G20 et régulation financière : place au réalisme

Nous nous donnions le métal pur, et nos efforts ne tendaient qu’à reconstituer le minerai.La seconde, c’est que les agents naturels sont répartis sur le globe d’une manière inégale.L’Allemagne n’est-elle pas en effet une sorte de spécialiste des crises bancaires, distançant en cela de très loin tout à la fois l’Espagne, l’Italie et l’Irlande ?

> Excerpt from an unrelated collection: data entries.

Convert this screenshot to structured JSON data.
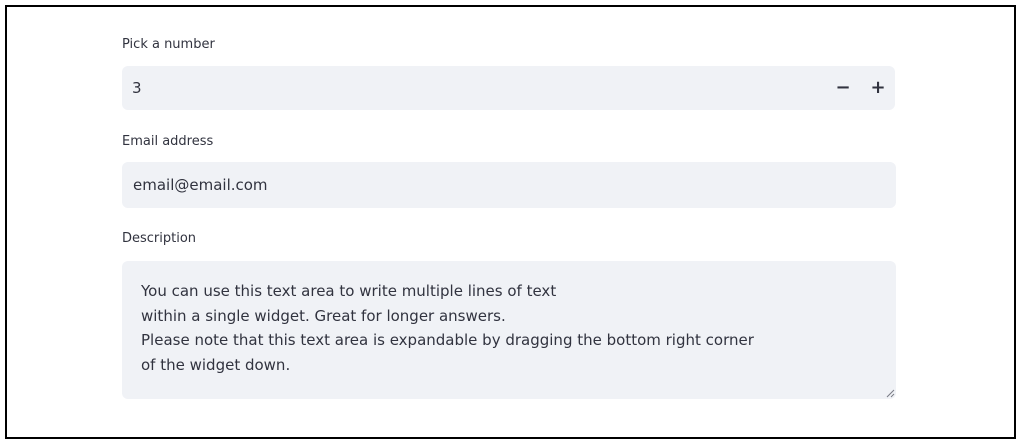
{
  "number_field": {
    "label": "Pick a number",
    "value": "3",
    "decrement_label": "−",
    "increment_label": "+"
  },
  "email_field": {
    "label": "Email address",
    "value": "email@email.com"
  },
  "description_field": {
    "label": "Description",
    "value": "You can use this text area to write multiple lines of text\nwithin a single widget. Great for longer answers.\nPlease note that this text area is expandable by dragging the bottom right corner\nof the widget down."
  },
  "colors": {
    "input_background": "#f0f2f6",
    "text": "#31333f",
    "frame_border": "#000000"
  }
}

L’Allemagne ne nous a-t-elle effectivement pas habitué à ses secousses bancaires à répétition comme à ses banques sous capitalisées et, ce, dès 1974 et l’effondrement de la Herstatt Bank? Ironie du sort : n’est-ce pas la maladie chronique du système bancaire allemand qui a nécessité la mise en place du Comité de Bâle censé préserver l’ensemble de l’édifice, notamment des carences germaniques ? En outre, la majorité des aides gouveMais on est alors très embarrassé pour dire à quel si-ne nous reconnaissons qu’une conduite est plus ou moins proche du Bien idéal : si on le savait, le signe serait l’essentiel et l’Idée du Bien deviendrait inutile.D’où l’importance de la validation collective de toutes les activités utiles.En effet, « seules » 25 banques ont échoué et la France compte 100 % de réussite… Mais peut-on vraiment en déduire que les banques européennes sont désormais suffisamment solides pour supporter toutes les crises ?La conservation se fait désormais à travers le temps et l’espace. « Nous sommes des nains sur des épaules de géants » : le beau mot de Christian Navlet cerne la mission de sauvegarde d’un patrimoine artistique pour les générations futures.On sait toutes les objections auxquelles ce système a déjà donné lieu.Incapables d’agir et d’ailleurs n’y pensant pas, elles planent au-dessus du temps, en dehors de l’espace.C’est le ministre des finances de l’époque et grand amateur de vins français, qui a favorisé en 2008 la suppression de cette taxe.On pourrait ajouter, il est vrai, que le nombre des mondes capables de se passer de la mutabilité les uns aux autres est illimité, que la somme de mutabilité contenue dans l’univers est infinie, et que, dès lors, il n’y a pas plus lieu d’en rechercher l’origine que d’en prévoir la fin.